To actually use these little gems requires programming a dedicated AVR that handles the 'large' data shift register internally and also handles the fast display refresh; a dedicated ATmega328 would do very nicely. Its on my back burner.

Thanks again to the person who sent these displays to me. I really appreciate it.. and I've had a ton of fun working with them. Somebody at the Raspberry PI foundation will appreciate it too, I'm sure... passing the part numbers and python code along for somebody to enjoy. Thanks!

Cheers,
marcus

[MarkHaysHarris777]

Greetings, you can review post 34 and 35 for the back-story... I have updated the analog keyboard somewhat (taking Matthias' comments to heart, regarding the hardware reliability and the interrupt handler complexity); the hardware is now very reliable, and the interrupt handler is now very simple.
The schematic and basic idea have not changed; however, I compressed the voltage divider some (replaced 1k at the top end with 3 k). The biggest change is the addition of a one-shot interrupt pulse generator via a 555 timer circuit. I reworked the bread-board with hi-res Fritzing to make things a bit clearer:



Essentially, the LM339 (shared by all four input lines) 'senses' when the keyboard is pressed and sends a ground-shot to pin 2 of the 555 timer. The 555 has been setup as a one-shot monostable circuit which, when triggered, produces a *very clean* rising edge interrupt strobe of about 235 mS. The RC circuit is a 2M resistor into a .05 mF cap. The output on 555 pin 3 eliminates contact bounce for the interrupt completely and gives the Edison a very nice hysteresis which has so far by my testing been flawless.

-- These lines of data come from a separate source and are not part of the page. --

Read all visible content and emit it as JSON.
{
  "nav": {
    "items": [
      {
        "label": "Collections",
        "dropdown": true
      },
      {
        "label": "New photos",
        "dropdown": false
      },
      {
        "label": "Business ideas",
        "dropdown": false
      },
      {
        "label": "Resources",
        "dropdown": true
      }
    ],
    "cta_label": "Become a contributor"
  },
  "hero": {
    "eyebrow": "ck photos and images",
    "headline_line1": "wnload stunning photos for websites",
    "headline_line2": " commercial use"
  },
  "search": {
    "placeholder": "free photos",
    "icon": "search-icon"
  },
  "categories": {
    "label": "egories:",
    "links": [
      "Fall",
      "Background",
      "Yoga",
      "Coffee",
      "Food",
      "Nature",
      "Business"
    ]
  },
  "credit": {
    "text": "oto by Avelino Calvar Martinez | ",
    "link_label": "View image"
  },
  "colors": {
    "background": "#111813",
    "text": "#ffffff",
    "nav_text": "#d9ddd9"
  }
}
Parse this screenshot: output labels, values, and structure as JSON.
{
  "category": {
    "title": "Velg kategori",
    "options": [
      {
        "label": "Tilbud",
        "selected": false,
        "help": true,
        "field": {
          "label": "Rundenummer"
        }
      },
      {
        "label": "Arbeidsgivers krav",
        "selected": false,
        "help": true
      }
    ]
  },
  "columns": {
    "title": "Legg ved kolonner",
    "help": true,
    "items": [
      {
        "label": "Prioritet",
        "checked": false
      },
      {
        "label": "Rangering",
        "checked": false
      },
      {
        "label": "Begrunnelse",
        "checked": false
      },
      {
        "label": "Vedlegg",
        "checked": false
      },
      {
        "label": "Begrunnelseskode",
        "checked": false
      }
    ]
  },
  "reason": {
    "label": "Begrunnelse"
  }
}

Green lines on the pic are ground potential while red are Vcc 5v. The orange lines are the comparison lines from the voltage divider, the yellow line is the trip wire to the 555, the white line is the interrupt line to the Edison --to read the ADC block (via i2c), and the blue line(s) is sense-data line read in by the interrupt handler.

The interrupt routine with this mod does only two thing very rapidly: 1) sets the key analog registers for later, and sets a flag in my i2c_bus struct, then blows out. A later routine sees the flag, and processes the command line|key entry /

I will include the code, a screen shot or two, and some tips|updates relevant to the Edison on my other blog|journal. As for the Arduino(s) its a fairly easy analog read --- the blue line goes to A5 on the Arduino and the Arduino pulls back a number between 0 - 1023. On the Edison things are a little dicier since it has not got an on-board ADC block... we need to read the ADC via i2c, and that's fairly tricky.

PS I'm really pumped about the analog keyboard at this point... only two lines (not counting Vcc and gnd) and absolutely reliable; so, unorthodox or not, I'm going with it--- its going to be way cool.

Cheers,
marcus

[MarkHaysHarris777]

Greetings, I have begun work on the actual analog keyboard and hope to be testing on both the Arduino and the Edison by the weekend, or early next week... The red-boards are still back-order from Sparkfun so I may have to punt and either make my own, or find another vendor who can deliver them.

I am also taking a look at the recommended LCD and keyboard scanner IC from Texas Instruments / that little guy might be promising at some point. But I'm getting ahead of myself somewhat because I need to become an expert at reflowing my own Hirose 70 pin connectors, without becoming a full lab. I've been talking to guys who have converted a toaster; one guy uses a fry pan... and Dave F on this site said that the convection oven will be just fine... (and I need a test bed... )

I have continued to test with the analog keyboard prototype (that thing is stable, solid, and error free). The worst I have been able to 'make' it do is to fail to register a keystroke when hit fast and also very close together; I'll put it this way... my HP35s and my WP34s both fail more frequently than the analog prototype board, under the same conditions! I'm beginning to think that the prototype board may actually be able to roll-over and buffer keystrokes (if that were necessary). The interrupt mechanism has not failed (since adding the 555 timer). ... since the time of the output pulse is not really critical I think I can get by with ceramic caps.

Cheers,
marcus